Property market May update11

There is also a strong correlation between the annual change in six-month average consumer sentiment and the annual change in capital city home values, shown below. This also makes sense: if sales are increasing and there is an improvement in confidence you would assume this increased activity to push home values higher. With declining consumer sentiment evident it is expected that values will start to ease.

Property market May update12

Who’s driving this?

The proportion and number of first homebuyers remains at near record lows. We all know it, but the data is still surprising. The number of first homebuyer finance commitments fell by -12.8% over the month of January and they are -0.4% lower year-on-year.  As a proportion of all owner-occupier housing finance commitments, first homebuyers rose slightly over the month to 13.2% from 12.7% in January 2014.

Property market May update13

New financing commitments are trending higher but remain well below the highs of 2009. Year-on-year, total owner-occupier refinance commitments have increased by 15.8% while owner-occupier commitments excluding refinances have increased 12.9%. This shows a fairly substantial pick-up in demand for housing finance over the year. No doubt attributable to the ongoing record low mortgage rates.

Property market May update14

The value of investment housing finance commitments has continued to trend higher. Total value of investment finance commitments increased by 4.4% in February 2014 and the value of investor loans is up 32.3% year-on-year. Investment finance commitments currently account for 38.8% of the total value of all housing finance commitments compared to 36.6% a year ago.

Property market May update15

Overall, the annual growth in outstanding private sector housing credit continues to inch higher. The total value of outstanding private sector housing credit has increased by 5.9% over the 12 months to March 2014, the highest rate of annual growth since July 2011 though still miles below the peaks of 2004-05. Growth in owner-occupier housing credit (4.9%) was outpaced by growth in credit for investment housing (7.9%).

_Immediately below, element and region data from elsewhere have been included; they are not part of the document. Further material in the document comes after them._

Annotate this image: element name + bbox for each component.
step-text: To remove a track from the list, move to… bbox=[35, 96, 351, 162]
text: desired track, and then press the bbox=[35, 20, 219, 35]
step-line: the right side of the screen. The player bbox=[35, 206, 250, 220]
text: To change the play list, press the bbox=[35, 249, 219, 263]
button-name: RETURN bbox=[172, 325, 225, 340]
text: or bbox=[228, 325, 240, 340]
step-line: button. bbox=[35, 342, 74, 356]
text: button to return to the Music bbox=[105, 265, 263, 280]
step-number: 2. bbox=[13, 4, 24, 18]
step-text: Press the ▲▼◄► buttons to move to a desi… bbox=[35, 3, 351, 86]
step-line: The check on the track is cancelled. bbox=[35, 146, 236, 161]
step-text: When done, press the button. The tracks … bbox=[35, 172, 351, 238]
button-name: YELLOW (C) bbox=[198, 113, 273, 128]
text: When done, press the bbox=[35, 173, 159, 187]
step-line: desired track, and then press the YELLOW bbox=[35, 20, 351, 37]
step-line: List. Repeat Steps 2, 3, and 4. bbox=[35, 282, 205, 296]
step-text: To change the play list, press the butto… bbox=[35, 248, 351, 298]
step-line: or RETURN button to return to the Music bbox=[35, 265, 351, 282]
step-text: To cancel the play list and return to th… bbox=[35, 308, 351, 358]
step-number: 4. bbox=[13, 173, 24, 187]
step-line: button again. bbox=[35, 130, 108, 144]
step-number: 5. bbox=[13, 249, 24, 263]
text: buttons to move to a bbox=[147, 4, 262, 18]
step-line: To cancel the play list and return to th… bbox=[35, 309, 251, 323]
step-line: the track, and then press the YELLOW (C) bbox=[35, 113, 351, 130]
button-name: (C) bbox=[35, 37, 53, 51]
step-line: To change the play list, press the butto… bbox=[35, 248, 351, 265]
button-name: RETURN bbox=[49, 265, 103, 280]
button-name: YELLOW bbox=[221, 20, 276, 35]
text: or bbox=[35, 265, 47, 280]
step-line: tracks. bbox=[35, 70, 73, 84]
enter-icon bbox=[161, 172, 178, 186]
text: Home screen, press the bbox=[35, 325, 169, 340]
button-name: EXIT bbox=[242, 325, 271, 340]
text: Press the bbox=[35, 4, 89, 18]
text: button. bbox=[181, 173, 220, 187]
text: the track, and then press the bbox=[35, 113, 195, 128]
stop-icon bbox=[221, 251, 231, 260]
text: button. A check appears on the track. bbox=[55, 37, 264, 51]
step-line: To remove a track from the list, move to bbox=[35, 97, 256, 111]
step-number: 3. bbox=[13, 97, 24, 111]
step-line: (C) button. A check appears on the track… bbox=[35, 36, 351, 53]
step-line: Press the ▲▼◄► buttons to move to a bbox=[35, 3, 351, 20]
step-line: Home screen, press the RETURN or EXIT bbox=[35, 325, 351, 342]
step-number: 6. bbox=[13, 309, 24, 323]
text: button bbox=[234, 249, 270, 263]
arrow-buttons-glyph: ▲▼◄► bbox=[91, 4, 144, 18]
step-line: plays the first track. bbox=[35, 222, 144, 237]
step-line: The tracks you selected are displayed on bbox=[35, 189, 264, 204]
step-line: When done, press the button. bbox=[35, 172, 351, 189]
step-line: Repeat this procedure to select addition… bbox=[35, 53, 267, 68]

Property market May update16

Make your own

Dwelling approvals are trending towards record levels, largely driven by units rather than houses. Total dwelling approvals were 23.2% higher in February 2014 than they were in February 2013, an encouraging sign that housing construction is picking up. The annual number of approvals over the 12 months to February 2014 is 18.4% higher than the same period last year and approvals are at their highest level since February 1995.

Property market May update17

Put in perspective

The buzz in the property market for the last year has been a welcome distraction from the structural problems of an economy in transition. As the graph below shows, year-on-year growth is almost half what it was in mid 2007. The slight upward trend evidenced over 2013 should not be taken as sign we are heading out of the decline. Rather it should be taken as a sign that Australia needs more than property to lift out of setting into a slump.

Property market May update18

Conclusion

The residential property market is finally showing signs of easing after a frenzied year of near record auction clearance rates, bounds in value and credit expansion. Whether these signs are simply the onset of the winter blues or actually indicating the end is up for debate. What is sure is that it cannot go on forever and Australia needs more than housing to push growth into the future.